Histoire de la peinture française : le cas Fragonard

L’exposition au Musée Jacquemart-André consacrée à la peinture française du XVIIIe siècle et à ses maîtres, “De Watteau à Fragonard, les Fêtes galantes” , nous a donné l’idée de republier cette page d’une histoire de la peinture française parue dans les années 30. Elle concerne Fragonard et l’oubli dans lequel il tombe au début du XIXème siècle – il meurt en 1806. Les Fêtes galantes ne sont plus à la mode. Les temps ont été trop difficiles, et puis le Romantisme a changé les sensibilités. Hors Watteau, qui est un cas à part, il n’est pas dit que cette peinture puisse encore toucher, surtout en ce moment.  Ndlr


Il est dans une collection privée un portrait représentant un vieillard vêtu de noir assis sur une chaise, son attitude affaissée exprime une lassitude infinie, il y a quelque chose de douloureux et de résigné dans sa physionomie aux traits amaigris, l’on se sent en présence d’un être qui a beaucoup souffert et que les orages de la vie ont abattu, et devant cette déchéance physique, l’on ne peut s’empêcher d’être saisi de compassion, compassion qui se change en tristesse et en pitié quand nous apprenons que cet homme dont l’aspect nous a arrêtés n’est autre que Jean-Honoré Fragonard (1732-1806), le maître de toutes les grâces, celui dont les œuvres sont un enchantement pour les yeux et un enivrement pour l’esprit, celui dont l’art, comme un vin capiteux, étourdit les plus sages, celui dont la gloire fut sans rivale et dont nous nous disputons à prix d’or les moindres dessins.

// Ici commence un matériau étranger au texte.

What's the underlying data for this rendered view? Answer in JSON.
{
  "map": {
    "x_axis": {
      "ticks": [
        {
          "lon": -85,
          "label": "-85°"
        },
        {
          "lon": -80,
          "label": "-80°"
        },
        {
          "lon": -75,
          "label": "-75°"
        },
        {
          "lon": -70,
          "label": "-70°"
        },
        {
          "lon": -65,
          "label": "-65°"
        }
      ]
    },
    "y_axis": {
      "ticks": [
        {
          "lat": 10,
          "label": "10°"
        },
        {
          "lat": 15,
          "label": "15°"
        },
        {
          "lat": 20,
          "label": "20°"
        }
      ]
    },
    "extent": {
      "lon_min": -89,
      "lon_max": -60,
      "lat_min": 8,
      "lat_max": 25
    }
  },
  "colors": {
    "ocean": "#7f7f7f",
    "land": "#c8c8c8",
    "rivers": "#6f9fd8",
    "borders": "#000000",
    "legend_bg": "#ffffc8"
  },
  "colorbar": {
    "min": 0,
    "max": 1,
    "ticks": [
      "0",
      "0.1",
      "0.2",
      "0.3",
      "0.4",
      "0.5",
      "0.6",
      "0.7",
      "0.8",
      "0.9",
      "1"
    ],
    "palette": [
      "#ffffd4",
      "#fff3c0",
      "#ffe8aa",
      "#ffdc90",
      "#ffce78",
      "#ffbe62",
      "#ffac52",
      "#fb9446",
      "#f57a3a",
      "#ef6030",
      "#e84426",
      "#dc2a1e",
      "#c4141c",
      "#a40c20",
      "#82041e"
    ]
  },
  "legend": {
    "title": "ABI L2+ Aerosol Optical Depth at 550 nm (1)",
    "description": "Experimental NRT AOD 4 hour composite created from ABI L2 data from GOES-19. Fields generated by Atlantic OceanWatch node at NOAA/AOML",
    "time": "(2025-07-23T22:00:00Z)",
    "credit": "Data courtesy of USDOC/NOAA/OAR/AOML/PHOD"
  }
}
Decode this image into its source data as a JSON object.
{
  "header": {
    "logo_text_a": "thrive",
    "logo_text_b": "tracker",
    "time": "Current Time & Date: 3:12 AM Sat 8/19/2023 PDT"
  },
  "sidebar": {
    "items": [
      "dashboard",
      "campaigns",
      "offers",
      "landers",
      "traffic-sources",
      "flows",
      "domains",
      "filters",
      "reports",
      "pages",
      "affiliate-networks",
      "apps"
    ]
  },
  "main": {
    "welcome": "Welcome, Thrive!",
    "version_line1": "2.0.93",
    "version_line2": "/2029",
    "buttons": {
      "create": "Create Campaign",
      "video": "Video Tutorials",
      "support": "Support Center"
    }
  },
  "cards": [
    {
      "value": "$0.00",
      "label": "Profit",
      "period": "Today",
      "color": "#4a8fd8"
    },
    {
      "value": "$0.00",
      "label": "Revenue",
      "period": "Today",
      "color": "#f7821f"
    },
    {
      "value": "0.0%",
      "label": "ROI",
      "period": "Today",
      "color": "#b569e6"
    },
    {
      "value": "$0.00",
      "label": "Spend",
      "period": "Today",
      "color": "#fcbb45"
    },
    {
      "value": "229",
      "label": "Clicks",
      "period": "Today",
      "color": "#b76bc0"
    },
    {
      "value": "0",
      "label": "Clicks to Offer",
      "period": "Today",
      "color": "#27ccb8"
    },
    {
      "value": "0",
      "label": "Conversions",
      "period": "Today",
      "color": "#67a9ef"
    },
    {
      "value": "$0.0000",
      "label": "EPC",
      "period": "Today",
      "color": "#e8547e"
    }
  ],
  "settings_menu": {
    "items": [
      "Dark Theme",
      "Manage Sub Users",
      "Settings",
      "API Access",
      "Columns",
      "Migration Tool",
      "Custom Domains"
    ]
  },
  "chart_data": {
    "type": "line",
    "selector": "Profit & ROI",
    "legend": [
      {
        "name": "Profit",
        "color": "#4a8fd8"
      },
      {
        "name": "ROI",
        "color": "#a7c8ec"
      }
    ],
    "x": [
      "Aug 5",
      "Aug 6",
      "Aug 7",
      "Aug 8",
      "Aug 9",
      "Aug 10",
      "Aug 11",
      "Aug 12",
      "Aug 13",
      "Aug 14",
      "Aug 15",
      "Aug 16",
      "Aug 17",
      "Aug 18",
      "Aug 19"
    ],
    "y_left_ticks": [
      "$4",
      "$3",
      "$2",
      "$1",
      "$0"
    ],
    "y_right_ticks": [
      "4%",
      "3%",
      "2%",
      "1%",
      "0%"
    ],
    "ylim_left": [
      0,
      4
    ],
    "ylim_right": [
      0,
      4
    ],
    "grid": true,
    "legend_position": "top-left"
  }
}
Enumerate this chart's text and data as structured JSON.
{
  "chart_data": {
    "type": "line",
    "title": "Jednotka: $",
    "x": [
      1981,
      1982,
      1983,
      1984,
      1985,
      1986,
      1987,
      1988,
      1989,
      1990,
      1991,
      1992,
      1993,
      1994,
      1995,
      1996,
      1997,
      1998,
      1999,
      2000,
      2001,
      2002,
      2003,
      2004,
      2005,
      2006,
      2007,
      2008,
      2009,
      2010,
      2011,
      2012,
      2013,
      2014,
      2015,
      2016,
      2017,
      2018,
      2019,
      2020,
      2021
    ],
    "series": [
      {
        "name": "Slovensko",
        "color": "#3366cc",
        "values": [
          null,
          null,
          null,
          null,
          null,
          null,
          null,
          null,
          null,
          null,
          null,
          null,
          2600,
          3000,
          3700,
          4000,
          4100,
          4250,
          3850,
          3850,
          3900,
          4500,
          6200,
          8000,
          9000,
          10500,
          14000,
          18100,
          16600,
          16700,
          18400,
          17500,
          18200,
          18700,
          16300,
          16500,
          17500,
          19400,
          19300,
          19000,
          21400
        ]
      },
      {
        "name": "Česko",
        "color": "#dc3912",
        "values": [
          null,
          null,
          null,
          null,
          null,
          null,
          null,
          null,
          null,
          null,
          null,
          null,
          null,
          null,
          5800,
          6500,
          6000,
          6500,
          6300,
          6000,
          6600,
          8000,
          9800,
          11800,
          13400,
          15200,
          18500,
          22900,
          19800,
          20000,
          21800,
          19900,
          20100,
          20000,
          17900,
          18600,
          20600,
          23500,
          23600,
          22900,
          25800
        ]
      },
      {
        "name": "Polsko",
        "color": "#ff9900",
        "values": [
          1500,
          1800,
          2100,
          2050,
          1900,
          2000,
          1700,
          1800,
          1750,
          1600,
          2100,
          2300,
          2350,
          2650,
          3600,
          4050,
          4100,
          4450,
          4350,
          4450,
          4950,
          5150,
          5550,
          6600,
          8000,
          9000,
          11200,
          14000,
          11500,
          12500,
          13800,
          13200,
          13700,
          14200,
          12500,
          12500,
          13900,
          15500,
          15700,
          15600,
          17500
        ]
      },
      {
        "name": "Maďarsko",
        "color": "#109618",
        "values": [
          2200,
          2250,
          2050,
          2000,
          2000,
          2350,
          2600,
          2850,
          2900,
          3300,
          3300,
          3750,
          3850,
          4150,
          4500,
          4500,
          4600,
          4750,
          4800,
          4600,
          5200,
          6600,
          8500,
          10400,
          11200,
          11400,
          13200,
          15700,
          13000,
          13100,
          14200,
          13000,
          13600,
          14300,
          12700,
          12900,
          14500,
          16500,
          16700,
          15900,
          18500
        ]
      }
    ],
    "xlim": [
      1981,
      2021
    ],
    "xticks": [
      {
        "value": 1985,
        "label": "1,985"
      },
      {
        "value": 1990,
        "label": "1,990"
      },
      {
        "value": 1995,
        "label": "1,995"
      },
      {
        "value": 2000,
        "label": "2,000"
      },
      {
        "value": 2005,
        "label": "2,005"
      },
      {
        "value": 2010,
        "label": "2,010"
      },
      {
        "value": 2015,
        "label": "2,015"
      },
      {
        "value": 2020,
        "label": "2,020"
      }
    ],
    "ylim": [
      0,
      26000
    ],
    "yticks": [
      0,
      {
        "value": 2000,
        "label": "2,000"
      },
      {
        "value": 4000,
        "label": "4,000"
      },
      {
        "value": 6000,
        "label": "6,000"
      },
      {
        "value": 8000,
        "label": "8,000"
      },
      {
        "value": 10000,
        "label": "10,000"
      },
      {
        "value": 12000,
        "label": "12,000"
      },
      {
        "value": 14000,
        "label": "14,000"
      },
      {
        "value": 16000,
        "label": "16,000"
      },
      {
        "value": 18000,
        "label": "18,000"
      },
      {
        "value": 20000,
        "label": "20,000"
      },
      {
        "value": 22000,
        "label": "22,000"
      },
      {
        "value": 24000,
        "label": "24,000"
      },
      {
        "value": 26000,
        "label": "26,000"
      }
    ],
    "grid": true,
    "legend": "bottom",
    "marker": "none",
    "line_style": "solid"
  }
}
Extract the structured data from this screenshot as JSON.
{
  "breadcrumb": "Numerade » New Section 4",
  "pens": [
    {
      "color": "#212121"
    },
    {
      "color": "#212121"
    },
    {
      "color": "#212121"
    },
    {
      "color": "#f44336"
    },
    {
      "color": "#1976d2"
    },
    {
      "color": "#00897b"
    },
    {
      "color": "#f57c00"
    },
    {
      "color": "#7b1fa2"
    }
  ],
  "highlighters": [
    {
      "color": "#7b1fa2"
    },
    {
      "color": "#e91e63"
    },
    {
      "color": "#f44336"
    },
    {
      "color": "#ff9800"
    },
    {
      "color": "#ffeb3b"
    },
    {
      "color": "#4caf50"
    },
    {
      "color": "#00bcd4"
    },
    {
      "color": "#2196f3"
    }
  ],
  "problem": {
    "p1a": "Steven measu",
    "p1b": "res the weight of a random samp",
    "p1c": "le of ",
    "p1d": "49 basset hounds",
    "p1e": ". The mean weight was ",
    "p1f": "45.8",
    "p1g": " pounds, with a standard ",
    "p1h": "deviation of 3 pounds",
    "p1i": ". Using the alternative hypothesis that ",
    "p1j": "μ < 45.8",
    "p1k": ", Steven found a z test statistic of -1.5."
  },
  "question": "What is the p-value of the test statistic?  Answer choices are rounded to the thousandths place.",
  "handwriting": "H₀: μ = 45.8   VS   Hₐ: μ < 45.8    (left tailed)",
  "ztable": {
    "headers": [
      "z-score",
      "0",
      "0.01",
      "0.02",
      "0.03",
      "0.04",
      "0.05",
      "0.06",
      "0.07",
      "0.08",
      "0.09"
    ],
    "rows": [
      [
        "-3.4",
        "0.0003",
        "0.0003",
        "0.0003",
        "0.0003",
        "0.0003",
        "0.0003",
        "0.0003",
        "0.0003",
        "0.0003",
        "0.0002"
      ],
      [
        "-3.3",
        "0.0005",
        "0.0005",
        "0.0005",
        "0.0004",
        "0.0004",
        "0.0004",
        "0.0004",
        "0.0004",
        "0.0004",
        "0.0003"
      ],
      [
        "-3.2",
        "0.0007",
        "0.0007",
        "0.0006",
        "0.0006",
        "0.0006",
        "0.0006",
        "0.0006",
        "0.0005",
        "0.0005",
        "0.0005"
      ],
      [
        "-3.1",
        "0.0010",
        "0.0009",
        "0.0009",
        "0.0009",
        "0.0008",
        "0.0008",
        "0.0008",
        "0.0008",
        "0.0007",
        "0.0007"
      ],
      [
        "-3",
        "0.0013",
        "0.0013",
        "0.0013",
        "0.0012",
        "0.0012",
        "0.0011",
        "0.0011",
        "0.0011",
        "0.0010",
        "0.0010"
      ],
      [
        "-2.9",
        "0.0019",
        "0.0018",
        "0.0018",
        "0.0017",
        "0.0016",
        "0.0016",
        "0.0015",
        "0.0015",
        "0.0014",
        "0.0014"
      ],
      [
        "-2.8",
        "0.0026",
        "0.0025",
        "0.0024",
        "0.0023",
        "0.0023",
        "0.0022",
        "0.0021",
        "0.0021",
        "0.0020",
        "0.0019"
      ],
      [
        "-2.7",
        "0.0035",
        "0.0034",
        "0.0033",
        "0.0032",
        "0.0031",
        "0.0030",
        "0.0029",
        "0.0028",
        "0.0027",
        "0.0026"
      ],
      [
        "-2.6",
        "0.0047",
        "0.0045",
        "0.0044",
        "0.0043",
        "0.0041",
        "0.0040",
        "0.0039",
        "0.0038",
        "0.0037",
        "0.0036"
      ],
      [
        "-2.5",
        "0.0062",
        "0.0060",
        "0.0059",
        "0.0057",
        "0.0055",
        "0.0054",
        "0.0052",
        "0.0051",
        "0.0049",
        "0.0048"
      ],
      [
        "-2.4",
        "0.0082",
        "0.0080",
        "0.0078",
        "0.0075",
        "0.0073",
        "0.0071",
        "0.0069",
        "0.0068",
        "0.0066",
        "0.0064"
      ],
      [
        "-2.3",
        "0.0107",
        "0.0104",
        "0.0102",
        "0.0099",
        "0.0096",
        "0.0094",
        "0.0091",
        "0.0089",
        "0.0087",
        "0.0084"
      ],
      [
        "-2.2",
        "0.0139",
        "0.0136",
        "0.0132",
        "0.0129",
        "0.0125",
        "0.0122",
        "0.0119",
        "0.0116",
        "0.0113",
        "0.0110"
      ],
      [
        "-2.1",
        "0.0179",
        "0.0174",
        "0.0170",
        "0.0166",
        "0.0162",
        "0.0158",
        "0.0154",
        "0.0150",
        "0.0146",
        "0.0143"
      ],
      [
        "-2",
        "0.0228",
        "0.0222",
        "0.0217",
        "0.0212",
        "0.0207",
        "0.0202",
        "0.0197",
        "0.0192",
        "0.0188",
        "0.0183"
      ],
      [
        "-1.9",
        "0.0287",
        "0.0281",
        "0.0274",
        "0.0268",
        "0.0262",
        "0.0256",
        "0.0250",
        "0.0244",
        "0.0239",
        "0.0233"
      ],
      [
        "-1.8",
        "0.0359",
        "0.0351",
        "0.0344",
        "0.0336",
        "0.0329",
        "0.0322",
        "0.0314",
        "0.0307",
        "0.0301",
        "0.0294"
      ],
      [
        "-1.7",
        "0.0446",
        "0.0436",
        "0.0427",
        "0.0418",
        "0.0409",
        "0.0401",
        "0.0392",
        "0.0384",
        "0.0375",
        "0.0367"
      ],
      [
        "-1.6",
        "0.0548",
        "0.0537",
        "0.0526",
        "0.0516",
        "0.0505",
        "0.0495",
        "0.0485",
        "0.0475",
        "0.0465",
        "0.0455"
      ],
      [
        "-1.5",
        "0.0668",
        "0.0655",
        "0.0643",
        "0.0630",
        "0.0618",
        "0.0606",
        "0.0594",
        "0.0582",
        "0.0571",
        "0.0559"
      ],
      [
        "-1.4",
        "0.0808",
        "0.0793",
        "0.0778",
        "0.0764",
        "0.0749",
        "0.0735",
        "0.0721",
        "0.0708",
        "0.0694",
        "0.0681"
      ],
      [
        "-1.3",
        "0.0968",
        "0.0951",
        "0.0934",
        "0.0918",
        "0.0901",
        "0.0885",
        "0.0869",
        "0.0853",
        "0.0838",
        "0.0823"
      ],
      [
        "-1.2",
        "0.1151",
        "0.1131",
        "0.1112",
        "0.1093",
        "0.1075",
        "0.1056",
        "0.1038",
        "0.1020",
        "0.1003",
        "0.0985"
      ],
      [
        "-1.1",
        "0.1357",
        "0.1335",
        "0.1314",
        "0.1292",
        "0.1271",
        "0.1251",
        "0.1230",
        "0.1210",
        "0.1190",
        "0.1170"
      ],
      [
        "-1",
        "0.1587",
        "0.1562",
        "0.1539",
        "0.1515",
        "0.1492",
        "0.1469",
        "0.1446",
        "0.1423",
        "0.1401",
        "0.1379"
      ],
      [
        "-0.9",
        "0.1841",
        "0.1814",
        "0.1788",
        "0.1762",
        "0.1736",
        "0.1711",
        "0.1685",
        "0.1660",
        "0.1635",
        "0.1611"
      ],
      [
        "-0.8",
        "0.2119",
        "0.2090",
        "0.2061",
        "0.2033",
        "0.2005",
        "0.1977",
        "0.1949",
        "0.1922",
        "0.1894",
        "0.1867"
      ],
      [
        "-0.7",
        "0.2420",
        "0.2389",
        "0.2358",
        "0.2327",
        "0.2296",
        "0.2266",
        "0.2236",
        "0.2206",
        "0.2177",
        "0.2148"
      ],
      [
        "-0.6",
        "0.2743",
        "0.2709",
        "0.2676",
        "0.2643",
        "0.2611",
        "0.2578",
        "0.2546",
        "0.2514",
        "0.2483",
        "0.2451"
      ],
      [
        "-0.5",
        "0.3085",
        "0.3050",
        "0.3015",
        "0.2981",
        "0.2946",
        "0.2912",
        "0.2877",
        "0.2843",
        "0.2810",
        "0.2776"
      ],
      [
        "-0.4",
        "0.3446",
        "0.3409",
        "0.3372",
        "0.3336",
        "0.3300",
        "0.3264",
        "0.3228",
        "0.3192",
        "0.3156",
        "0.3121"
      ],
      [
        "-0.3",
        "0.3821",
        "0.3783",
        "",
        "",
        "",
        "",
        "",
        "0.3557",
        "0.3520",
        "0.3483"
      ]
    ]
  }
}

En cette année 1804, où il peignit son portrait, Fragonard, après avoir échappé à la tourmente révolutionnaire, n’était plus qu’une épave, l’un des derniers survivants d’une génération d’artistes honnie et méprisée ; il se prolongeait lui-même et assistait, impassible et muet, à la ruine, à la destruction de tout ce qu’il avait aimé et servi, calvaire intime dont le secret se devine dans son regard sans espoir et, dans son sourire mélancolique.

Cet homme est un revenant à cette date, l’on a piétiné son idéal et sa conception du Beau, une esthétique nouvelle est née, celle qui va régner pendant tout le Premier Empire, celle dont la Restauration secouera péniblement le joug avec le Romantisme, celle qui renaîtra avec Ingres et ne mourra qu’aux abords de notre XXe siècle.

Quand il fixa son image, Fragonard vivait petitement d’une situation au Muséum due à la générosité de David ; son fils, Evariste Fragonard, copiait platement les Grecs et les Romains de l’Ecole classique. Tout l’avait trahi, tout l’avait abandonné ; lui qui avait vécu pour l’art et l’amour, dont les yeux s’étaient rassasiés du spectacle de la vie, dont la palette avait prodigué des éclaboussements de couleurs exquis, lui, l’artiste spontané par excellence, le grand fantaisiste de notre peinture française, l’ennemi des règles et des contraintes, qui s’ébattait joyeusement et librement en des créations qui sont toute fraîcheur et toute jeunesse, il voyait l’avènement et le triomphe d’un art qui était aux antipodes de son génie, d’un art bardé de tous côtés par des préceptes et des lois intangibles, régis par les critiques et les philosophes, soumis à l’archéologie et à l’antiquité, sévère, grandiloquent, théâtral et froid, plein de mérites, mais, générateur, le plus souvent, d’ennui et de tristesse.

Avec Fragonard, Chardin, Lancret, Watteau et La Tour, nous étions dans une réalité élégante et parfumée, un peu factice mais de bon ton, enjouée et très française ; avec les néo-classiques, élèves de David, nous pénétrons dans les salles d’un musée ; une atmosphère froide y règne, rien ne doit y plaire aux sens, ici, point de mièvrerie, l’esprit seul est sollicité.

Alfred Leroy

Histoire de la peinture française (1800-1933), Alfred Leroy, Attaché au Musée du Luxembourg, Chapitre II L’art officiel et traditionnel en France, Editions Albin Michel, 1934.